Different types of meat can be used to make cecina, the most common of which are horse meat, beef and pork. Bull, goat and rabbit meat can also be used. Cecina can be cured in three possible methods: air drying, sun drying, or smoking, and it is not uncommon to use two or all three of these methods in combination. The process is often divided into six steps, the first of which is “perfilado,” or “cutting,” in which the meat is thinly sliced. In this first step, it is very important to use a very sharp and thin knife to ensure that the slices of meat are very thin and have smooth surfaces.
The second step is the “salado” or salting stage, where huge amounts of salt are rubbed into the meat and left that way for a number of days to make sure the meat absorbs the flavor of the salt. Salt also helps “cook” the meat. When the salt is already absorbed, the third step, “lavado” or washing, takes place to remove the excess salt from the meat. After the salt has been washed off, the fourth step would be the asentamiento where the slices of meat are hung up to air dry, possibly for a couple of months.

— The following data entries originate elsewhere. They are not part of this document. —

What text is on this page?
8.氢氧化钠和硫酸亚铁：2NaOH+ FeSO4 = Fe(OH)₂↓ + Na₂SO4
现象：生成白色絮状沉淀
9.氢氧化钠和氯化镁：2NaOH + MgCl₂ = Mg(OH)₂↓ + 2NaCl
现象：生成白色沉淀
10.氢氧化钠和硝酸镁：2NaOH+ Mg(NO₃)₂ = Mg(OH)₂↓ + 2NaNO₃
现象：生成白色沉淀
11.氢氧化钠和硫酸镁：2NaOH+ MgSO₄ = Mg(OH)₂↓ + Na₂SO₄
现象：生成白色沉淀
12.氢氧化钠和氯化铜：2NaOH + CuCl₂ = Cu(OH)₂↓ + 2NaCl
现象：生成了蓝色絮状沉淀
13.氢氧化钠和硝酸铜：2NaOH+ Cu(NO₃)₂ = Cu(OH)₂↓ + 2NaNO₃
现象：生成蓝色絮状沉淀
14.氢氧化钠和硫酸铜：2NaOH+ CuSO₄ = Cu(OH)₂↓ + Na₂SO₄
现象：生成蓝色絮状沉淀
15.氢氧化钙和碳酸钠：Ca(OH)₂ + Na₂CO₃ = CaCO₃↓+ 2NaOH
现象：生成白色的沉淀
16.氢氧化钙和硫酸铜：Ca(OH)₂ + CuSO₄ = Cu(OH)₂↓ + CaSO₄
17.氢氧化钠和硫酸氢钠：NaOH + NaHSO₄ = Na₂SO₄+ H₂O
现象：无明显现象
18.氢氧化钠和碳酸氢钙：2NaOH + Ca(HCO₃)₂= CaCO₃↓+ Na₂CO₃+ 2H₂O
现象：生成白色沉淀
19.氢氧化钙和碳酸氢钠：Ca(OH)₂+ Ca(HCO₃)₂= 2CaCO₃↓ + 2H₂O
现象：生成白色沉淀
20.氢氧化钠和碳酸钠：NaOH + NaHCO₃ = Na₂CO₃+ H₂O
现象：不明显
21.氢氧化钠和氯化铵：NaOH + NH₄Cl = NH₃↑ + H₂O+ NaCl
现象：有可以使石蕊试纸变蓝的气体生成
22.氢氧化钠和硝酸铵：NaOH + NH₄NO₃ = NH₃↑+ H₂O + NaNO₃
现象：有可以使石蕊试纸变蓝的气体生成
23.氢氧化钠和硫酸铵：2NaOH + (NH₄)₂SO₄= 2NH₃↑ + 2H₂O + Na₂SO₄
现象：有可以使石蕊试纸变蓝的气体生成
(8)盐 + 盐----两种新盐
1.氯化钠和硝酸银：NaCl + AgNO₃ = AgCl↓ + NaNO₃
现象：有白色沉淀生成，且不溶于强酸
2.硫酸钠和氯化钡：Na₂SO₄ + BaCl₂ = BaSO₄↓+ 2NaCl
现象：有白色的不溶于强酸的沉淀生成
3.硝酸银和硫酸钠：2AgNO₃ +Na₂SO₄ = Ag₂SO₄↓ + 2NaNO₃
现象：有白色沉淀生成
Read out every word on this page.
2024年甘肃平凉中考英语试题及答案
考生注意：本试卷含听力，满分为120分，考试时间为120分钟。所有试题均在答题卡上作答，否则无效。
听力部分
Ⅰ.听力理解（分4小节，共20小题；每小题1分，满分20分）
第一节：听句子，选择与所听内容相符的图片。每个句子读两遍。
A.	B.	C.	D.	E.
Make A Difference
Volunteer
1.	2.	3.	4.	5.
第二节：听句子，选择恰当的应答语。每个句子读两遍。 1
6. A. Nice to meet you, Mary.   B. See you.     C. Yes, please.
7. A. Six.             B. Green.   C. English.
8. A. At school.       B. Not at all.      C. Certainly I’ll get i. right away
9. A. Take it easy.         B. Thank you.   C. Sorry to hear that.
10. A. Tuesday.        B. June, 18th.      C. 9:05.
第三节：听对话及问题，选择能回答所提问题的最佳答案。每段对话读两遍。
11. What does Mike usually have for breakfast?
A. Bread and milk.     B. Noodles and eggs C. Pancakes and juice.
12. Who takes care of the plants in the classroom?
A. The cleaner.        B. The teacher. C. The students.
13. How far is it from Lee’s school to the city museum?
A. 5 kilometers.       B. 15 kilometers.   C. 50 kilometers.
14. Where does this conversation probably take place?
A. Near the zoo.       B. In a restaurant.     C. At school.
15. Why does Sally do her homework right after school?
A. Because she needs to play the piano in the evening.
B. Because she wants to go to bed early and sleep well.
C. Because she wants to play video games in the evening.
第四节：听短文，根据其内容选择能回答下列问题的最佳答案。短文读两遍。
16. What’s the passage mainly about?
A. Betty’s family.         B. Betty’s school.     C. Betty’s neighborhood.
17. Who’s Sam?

The fifth step is the “ahumado”, which involves the smoke itself. Usually, the hanging meat is contained in a room with windows that can be kept closed or open to maintain the ideal temperature in curing the cecina. Fragrant logs are smoked in the room for a number of weeks. The last step would be the “secado” or drying and curing stage, where the meat is left to dry for many months. The whole process takes a long time, usually seven months. After the curing process, the cecina will have a brown crust that is removed before the meat is sold or eaten.